Ao longo de sua participação, Motta destacou que o papel do Parlamento “não é derrotar tudo o que o governo federal manda” por pressão política da oposição. Durante evento da organização Comunitas, em São Paulo, Motta disse que a Casa deve priorizar a Proposta de Emenda à Constituição (PEC) da Segurança e a reforma administrativa nos próximos meses.
“Mostrei a eles (oposição) que o papel do Parlamento não é derrotar tudo que o governo manda por pressão política. O papel do Parlamento é melhorar a proposta”, afirmou.
“E é isso que temos que fazer: ouvir governadores, prefeitos e entregar uma proposta melhor à sociedade.”
Ao longo do painel ‘Segurança Pública: Fortalecimento da Justiça e Reforma da Legislação’, ao lado do relator José Mendonça Bezerra Filho (União Brasil-PB), Motta salientou que a agenda da Câmara esteve voltada a outros temas, por isso o debate sobre segurança não avançou. Segundo ele, a escolha de Mendonça como relator buscou evitar a polarização, apesar da orientação de centro-direita do deputado.
“Não se trata de interferir na responsabilidade dos Estados, nem de tirar a competência dos governadores. Pelo contrário: os governadores precisam vir ao debate, colaborar com sua experiência do dia a dia e trazer a realidade de seus Estados”, disse Motta, referindo-se aos gestores estaduais que têm se manifestado contra a PEC.
“Os Estados hoje têm maior responsabilidade na segurança pública, mas também é preciso envolver os gestores municipais, que podem, com as guardas municipais e o policiamento de trânsito, ajudar numa cooperação com as polícias.”

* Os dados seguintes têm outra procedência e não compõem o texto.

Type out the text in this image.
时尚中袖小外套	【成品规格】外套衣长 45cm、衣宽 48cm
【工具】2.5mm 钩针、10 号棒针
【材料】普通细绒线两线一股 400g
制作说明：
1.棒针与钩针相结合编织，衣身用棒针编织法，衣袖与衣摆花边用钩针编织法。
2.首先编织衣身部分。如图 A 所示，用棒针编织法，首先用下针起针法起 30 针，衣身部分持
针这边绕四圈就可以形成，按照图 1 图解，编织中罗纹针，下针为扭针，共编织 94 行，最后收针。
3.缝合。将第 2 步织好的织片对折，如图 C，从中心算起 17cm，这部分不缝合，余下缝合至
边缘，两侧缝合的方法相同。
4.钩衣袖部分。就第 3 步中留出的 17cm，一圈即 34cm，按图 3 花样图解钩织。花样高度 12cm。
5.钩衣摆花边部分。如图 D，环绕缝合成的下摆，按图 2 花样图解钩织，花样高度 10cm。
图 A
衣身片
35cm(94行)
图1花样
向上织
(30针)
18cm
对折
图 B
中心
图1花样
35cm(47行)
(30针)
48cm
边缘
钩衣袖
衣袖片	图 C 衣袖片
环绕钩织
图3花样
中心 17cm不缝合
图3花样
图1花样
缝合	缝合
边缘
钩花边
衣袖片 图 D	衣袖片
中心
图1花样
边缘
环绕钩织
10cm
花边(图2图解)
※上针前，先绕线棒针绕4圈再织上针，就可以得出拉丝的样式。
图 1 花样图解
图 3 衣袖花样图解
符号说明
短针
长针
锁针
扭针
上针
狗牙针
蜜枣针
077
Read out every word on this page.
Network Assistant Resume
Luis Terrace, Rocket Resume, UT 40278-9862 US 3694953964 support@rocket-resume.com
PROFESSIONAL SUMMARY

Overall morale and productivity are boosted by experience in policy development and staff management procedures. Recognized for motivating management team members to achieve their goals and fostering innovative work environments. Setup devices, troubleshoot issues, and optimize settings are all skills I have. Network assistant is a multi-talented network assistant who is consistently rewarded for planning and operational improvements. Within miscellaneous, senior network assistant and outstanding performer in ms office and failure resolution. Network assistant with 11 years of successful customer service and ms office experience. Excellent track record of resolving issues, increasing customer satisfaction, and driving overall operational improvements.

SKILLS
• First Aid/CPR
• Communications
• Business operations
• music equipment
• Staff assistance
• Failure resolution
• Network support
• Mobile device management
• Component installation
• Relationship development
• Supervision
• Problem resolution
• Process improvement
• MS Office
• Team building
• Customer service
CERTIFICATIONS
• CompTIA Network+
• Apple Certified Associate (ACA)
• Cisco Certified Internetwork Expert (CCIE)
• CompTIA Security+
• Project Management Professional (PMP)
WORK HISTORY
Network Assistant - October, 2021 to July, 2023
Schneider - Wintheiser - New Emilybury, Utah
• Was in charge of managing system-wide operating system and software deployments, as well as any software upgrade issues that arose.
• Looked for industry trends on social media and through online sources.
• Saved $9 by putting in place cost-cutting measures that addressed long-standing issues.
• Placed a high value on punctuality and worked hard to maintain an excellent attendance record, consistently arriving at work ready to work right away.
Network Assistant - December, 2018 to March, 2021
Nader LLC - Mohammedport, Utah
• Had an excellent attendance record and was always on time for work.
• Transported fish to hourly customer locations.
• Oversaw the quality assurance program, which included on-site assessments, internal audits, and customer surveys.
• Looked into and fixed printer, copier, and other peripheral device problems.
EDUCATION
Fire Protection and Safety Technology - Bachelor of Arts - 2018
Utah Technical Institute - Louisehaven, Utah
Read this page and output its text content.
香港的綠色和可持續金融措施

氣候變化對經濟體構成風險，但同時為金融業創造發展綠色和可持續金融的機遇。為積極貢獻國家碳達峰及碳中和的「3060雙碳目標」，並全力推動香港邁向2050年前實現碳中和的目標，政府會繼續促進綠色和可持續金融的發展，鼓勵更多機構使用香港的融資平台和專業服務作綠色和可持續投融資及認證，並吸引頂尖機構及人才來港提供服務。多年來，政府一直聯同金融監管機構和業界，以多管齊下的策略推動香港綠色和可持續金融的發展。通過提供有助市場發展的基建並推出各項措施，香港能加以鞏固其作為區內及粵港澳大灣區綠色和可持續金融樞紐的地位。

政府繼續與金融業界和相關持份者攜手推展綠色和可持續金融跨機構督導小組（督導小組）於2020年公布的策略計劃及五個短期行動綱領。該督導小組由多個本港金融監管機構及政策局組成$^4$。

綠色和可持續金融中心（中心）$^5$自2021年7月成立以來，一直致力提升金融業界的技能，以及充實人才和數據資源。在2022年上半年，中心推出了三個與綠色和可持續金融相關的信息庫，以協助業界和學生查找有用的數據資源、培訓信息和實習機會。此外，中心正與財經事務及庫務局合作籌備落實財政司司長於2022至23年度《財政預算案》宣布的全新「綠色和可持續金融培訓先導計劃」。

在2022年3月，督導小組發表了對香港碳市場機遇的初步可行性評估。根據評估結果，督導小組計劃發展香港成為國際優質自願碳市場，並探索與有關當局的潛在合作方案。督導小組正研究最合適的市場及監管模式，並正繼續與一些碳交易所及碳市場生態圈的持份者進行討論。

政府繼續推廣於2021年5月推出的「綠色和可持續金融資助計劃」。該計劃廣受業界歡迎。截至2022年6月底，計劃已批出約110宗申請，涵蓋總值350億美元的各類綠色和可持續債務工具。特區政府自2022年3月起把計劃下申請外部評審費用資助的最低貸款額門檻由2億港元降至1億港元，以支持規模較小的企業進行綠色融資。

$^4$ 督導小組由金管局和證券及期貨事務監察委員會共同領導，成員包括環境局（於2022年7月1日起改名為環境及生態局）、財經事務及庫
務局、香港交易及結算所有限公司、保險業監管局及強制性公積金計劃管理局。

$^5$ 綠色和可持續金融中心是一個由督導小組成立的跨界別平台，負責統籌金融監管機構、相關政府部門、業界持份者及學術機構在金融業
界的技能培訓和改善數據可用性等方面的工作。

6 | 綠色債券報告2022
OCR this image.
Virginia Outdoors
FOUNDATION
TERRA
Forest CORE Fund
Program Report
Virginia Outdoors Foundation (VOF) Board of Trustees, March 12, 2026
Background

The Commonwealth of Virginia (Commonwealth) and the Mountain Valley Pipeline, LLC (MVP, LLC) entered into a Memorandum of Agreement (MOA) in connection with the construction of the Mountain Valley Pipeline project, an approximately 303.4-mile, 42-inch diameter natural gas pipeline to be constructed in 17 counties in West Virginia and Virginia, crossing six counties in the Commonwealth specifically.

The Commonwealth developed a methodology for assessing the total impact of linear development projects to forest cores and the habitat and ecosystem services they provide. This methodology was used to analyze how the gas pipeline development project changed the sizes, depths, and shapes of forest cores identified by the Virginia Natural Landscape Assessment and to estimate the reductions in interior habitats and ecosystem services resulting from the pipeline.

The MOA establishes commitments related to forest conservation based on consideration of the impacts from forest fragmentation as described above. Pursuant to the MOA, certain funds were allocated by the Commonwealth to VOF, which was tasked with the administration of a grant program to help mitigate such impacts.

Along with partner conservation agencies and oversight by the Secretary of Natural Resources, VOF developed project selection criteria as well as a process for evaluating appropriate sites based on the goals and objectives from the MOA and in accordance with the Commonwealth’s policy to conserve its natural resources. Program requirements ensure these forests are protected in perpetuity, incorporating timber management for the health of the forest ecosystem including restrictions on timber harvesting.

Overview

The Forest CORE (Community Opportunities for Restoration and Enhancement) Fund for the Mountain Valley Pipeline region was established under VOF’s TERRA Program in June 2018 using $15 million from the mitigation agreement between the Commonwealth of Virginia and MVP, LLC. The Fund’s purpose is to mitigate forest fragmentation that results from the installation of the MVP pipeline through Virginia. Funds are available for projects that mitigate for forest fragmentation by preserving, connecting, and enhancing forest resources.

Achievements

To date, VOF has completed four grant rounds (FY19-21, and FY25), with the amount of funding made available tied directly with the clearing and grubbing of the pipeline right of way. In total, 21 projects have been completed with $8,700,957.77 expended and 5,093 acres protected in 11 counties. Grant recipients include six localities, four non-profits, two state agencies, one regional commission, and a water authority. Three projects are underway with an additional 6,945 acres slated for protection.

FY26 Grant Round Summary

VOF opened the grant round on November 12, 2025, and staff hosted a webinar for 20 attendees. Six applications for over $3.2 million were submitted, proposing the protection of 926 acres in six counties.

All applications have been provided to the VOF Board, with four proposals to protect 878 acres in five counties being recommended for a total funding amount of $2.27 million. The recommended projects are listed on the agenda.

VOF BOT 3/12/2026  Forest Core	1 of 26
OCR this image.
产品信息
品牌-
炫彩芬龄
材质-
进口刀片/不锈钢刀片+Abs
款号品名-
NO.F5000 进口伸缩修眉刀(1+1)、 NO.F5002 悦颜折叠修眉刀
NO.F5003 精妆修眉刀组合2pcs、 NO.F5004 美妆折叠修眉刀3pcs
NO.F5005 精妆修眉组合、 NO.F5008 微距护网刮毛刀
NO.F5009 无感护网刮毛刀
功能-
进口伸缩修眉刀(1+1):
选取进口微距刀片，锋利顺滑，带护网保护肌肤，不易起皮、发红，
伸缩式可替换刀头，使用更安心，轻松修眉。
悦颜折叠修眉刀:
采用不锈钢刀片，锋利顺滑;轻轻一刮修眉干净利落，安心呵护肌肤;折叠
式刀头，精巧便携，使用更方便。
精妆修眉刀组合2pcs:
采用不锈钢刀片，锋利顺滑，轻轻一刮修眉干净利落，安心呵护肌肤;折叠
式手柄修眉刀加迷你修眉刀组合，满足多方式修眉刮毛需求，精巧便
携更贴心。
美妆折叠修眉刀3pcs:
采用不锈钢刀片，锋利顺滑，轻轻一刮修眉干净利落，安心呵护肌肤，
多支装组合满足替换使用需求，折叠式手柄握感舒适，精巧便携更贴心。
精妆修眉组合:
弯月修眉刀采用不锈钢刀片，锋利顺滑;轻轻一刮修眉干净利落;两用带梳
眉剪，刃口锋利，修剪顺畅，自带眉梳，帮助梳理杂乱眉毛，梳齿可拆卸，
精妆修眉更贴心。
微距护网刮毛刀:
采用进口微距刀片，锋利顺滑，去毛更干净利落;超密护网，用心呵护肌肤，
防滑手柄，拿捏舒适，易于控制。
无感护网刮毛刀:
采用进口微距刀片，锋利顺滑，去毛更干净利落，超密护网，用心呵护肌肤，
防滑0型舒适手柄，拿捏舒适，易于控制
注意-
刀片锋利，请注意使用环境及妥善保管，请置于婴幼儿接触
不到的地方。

Motta acrescentou que a proposta elaborada pelo ministro da Justiça, Ricardo Lewandowski, permite a integração de financiamento. Ele disse que o texto organiza a atuação dos entes federativos no enfrentamento à criminalidade, cada um cumprindo seu papel, assumindo responsabilidades e priorizando investimentos em segurança no Orçamento. Para o presidente da Câmara, sem mais recursos não haverá solução, sendo necessário ainda discutir o sistema carcerário, que classificou como falido.
Ao comentar as prioridades da Câmara até o fim do ano, Motta disse que nos três meses que restam até o recesso parlamentar, a Casa deve concentrar esforços na PEC da Segurança, na reforma administrativa, na aprovação do novo Plano Nacional da Educação e na regulamentação da inteligência artificial. Acrescentou que, quem sabe até o fim do ano, essas matérias possam ser aprovadas com legislações modernas capazes de ajudar o País.